Spies Come Out to Criticize Memos' Release
One said we can't have intelligence if we "keep giving away all the secrets."
WASHINGTON, April 25, 2009— -- The debate over the interrogation memos is so intense that now even the spies are speaking up.
Former Bush CIA chief Porter Goss said in an op-ed published today in the Washington Post, that the Obama administration had "crossed the line" by releasing the memos.
"We can't have a secret intelligence service, if we keep giving away all the secrets," he wrote.
Goss excoriates lawmakers who say they were never given a full and clear picture about the interrogation tactics the CIA was considering using against high value terrorist suspects in U.S. detention.
"In the fall of 2002, while I was chairman of the House Intelligence Committee, senior members of Congress were briefed on the CIA's 'high value terrorist program,' including the development of 'enhanced interrogation techniques' and what those techniques were," he wrote.
"Today, I am slack-jawed to read that members claim to have not understood that the techniques on which they were briefed were to actually be employed; or that specific techniques such as 'waterboarding' were never mentioned," Goss' op-ed continued. "It must be hard for most Americans of common sense to imagine how a member of Congress can forget being told about the interrogations of Sept. 11 mastermind Khalid Sheik Mohammed. In that case, though, perhaps it is not amnesia but political expedience."

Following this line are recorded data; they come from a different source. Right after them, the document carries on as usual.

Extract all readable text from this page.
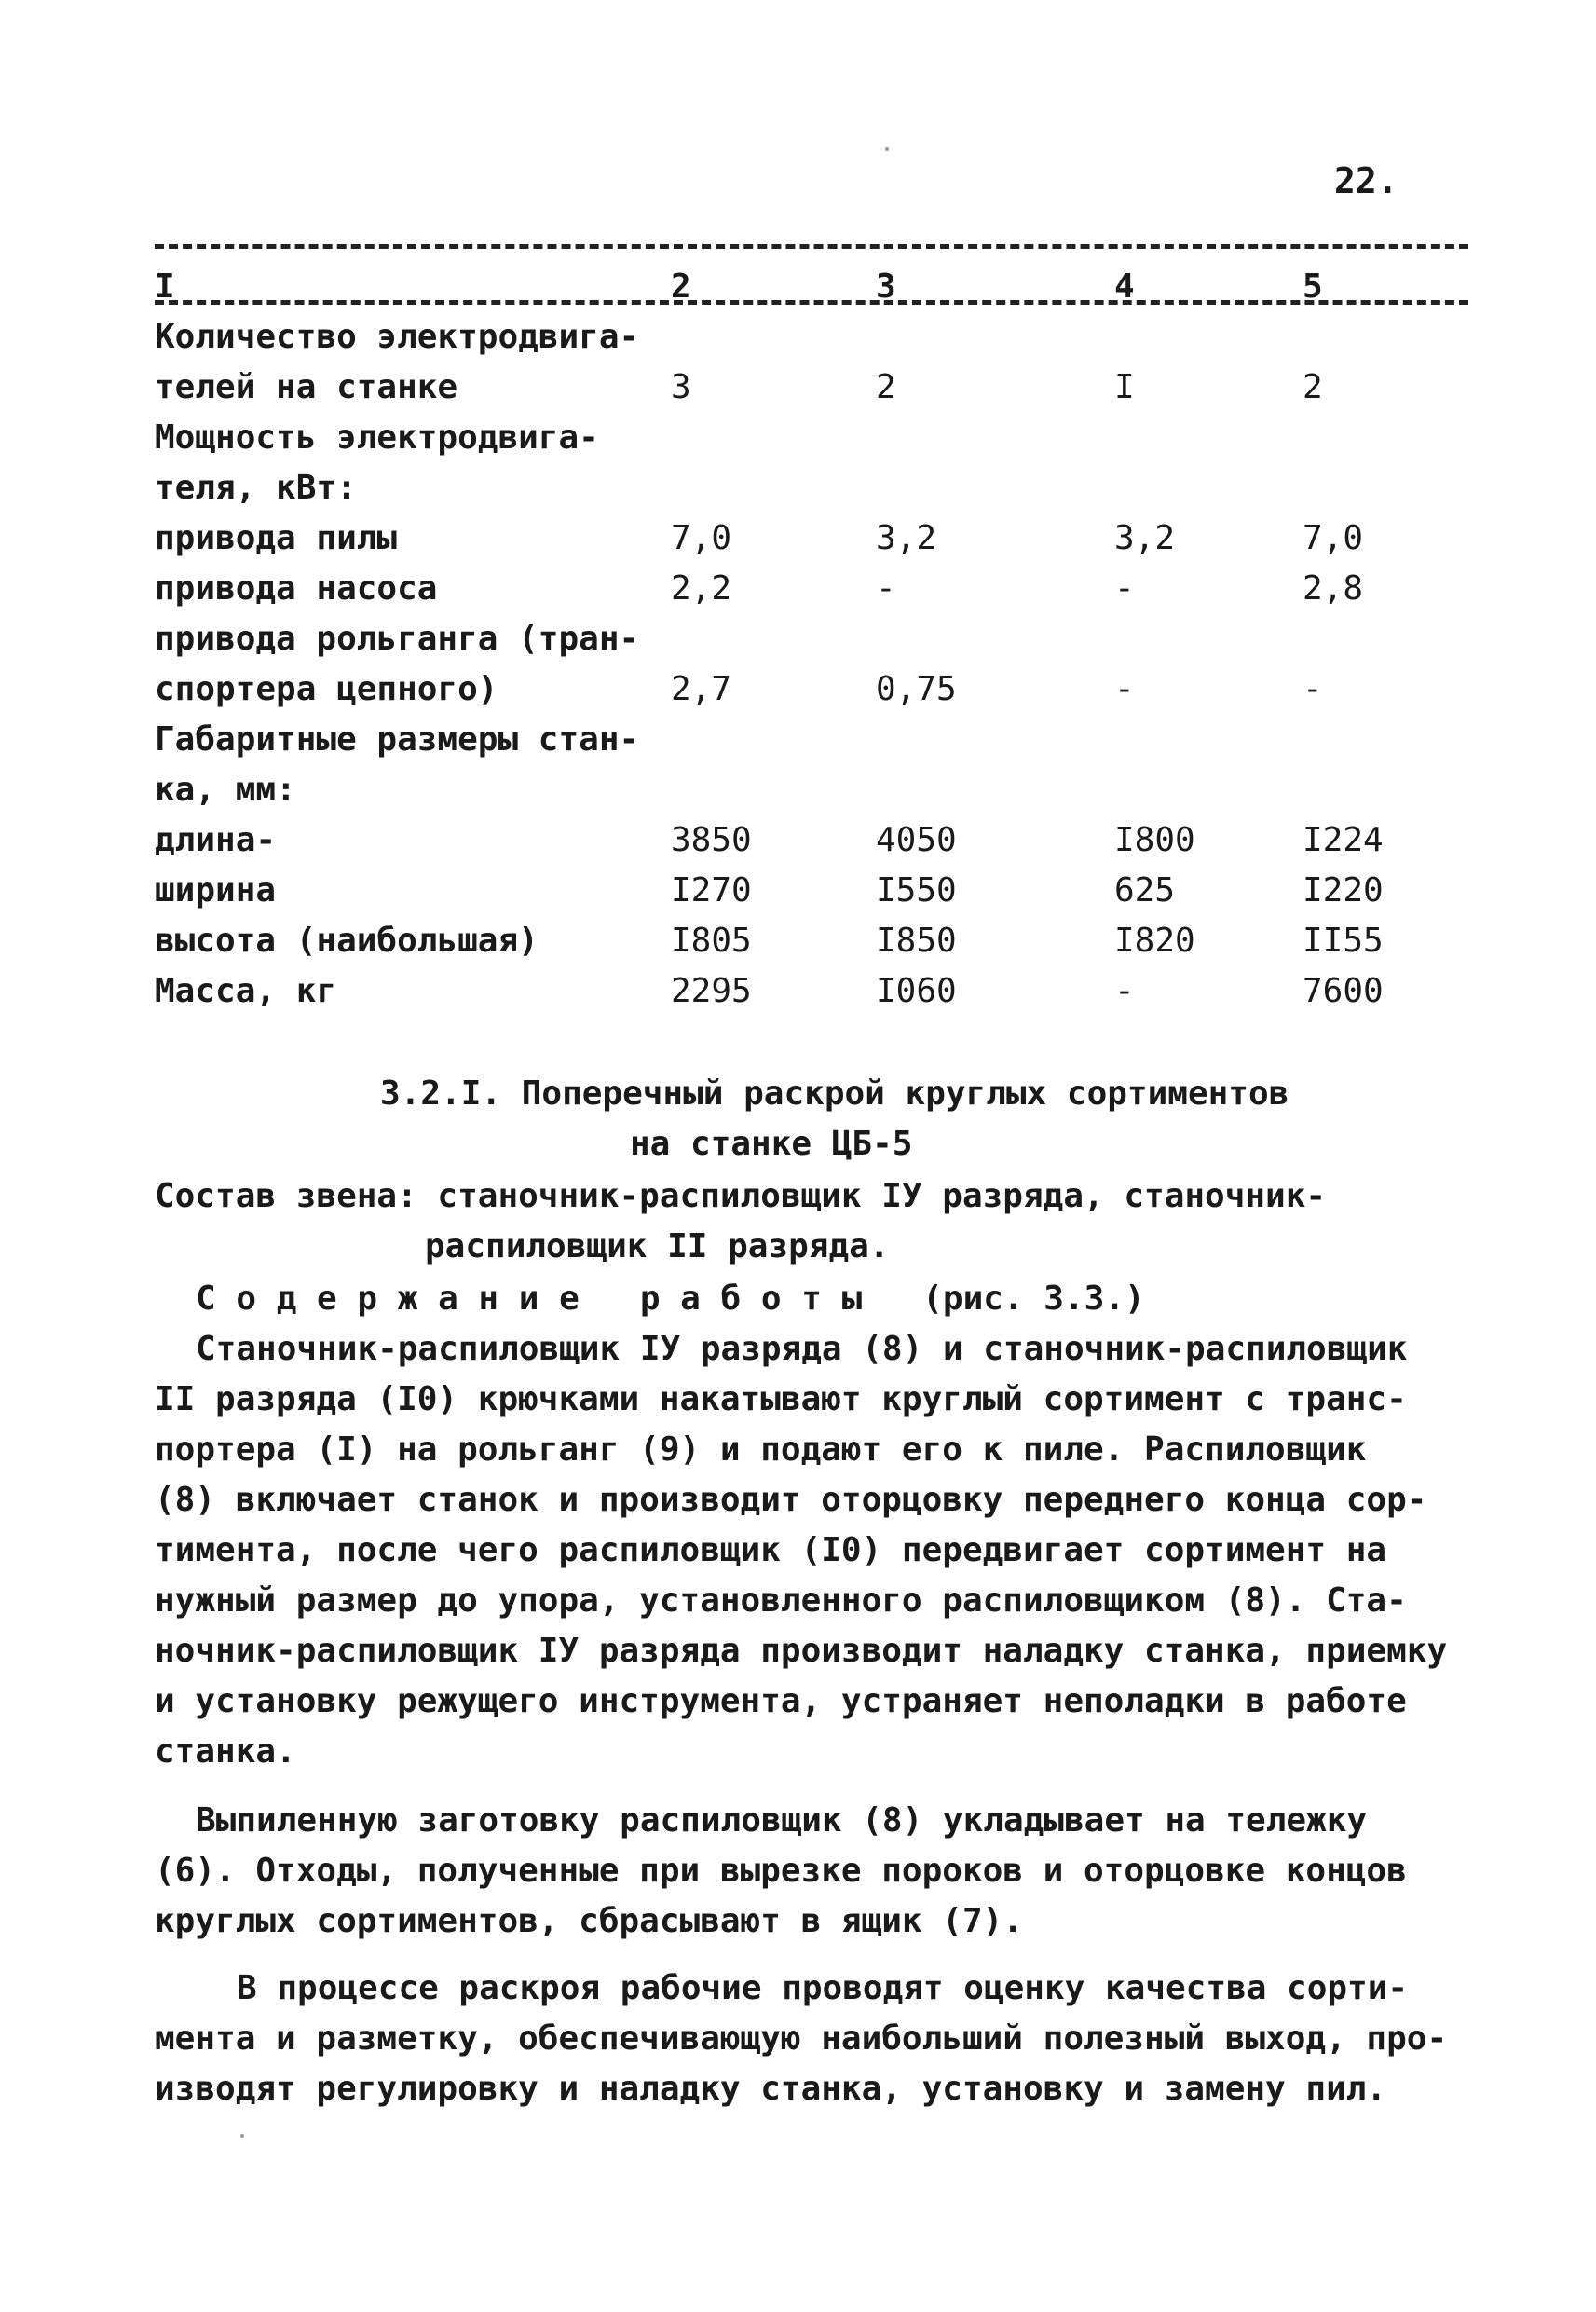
22.
I	2	3	4	5
Количество электродвига-
телей на станке	3	2	I	2
Мощность электродвига-
теля, кВт:
привода пилы	7,0	3,2	3,2	7,0
привода насоса	2,2	-	-	2,8
привода рольганга (тран-
спортера цепного)	2,7	0,75	-	-
Габаритные размеры стан-
ка, мм:
длина-	3850	4050	I800	I224
ширина	I270	I550	625	I220
высота (наибольшая)	I805	I850	I820	II55
Масса, кг	2295	I060	-	7600
3.2.I. Поперечный раскрой круглых сортиментов
на станке ЦБ-5
Состав звена: станочник-распиловщик IУ разряда, станочник-
распиловщик II разряда.
С о д е р ж а н и е   р а б о т ы   (рис. 3.3.)
Станочник-распиловщик IУ разряда (8) и станочник-распиловщик
II разряда (I0) крючками накатывают круглый сортимент с транс-
портера (I) на рольганг (9) и подают его к пиле. Распиловщик
(8) включает станок и производит оторцовку переднего конца сор-
тимента, после чего распиловщик (I0) передвигает сортимент на
нужный размер до упора, установленного распиловщиком (8). Ста-
ночник-распиловщик IУ разряда производит наладку станка, приемку
и установку режущего инструмента, устраняет неполадки в работе
станка.
Выпиленную заготовку распиловщик (8) укладывает на тележку
(6). Отходы, полученные при вырезке пороков и оторцовке концов
круглых сортиментов, сбрасывают в ящик (7).
В процессе раскроя рабочие проводят оценку качества сорти-
мента и разметку, обеспечивающую наибольший полезный выход, про-
изводят регулировку и наладку станка, установку и замену пил.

Other former CIA officials have also spoken out against the Obama administratin's decision to release the memos, saying it has put intelligence gathering operations at risk and demoralized the agency writ large.
"People in the intelligence community have the sense that they're really not being backed up, that this administration is not really giving them their cover that they feel they need," former intelligence officer Mark Lowenthal said.
And it has put former agents like Mike Scheuer, the former head of the CIA unit in charge of tracking Osama bin Laden, on the defensive.
"The real problem for a lot of the officers who were involved in this, including myself, was we were very certain that the interrogation procedures procured information that was worth having," he said.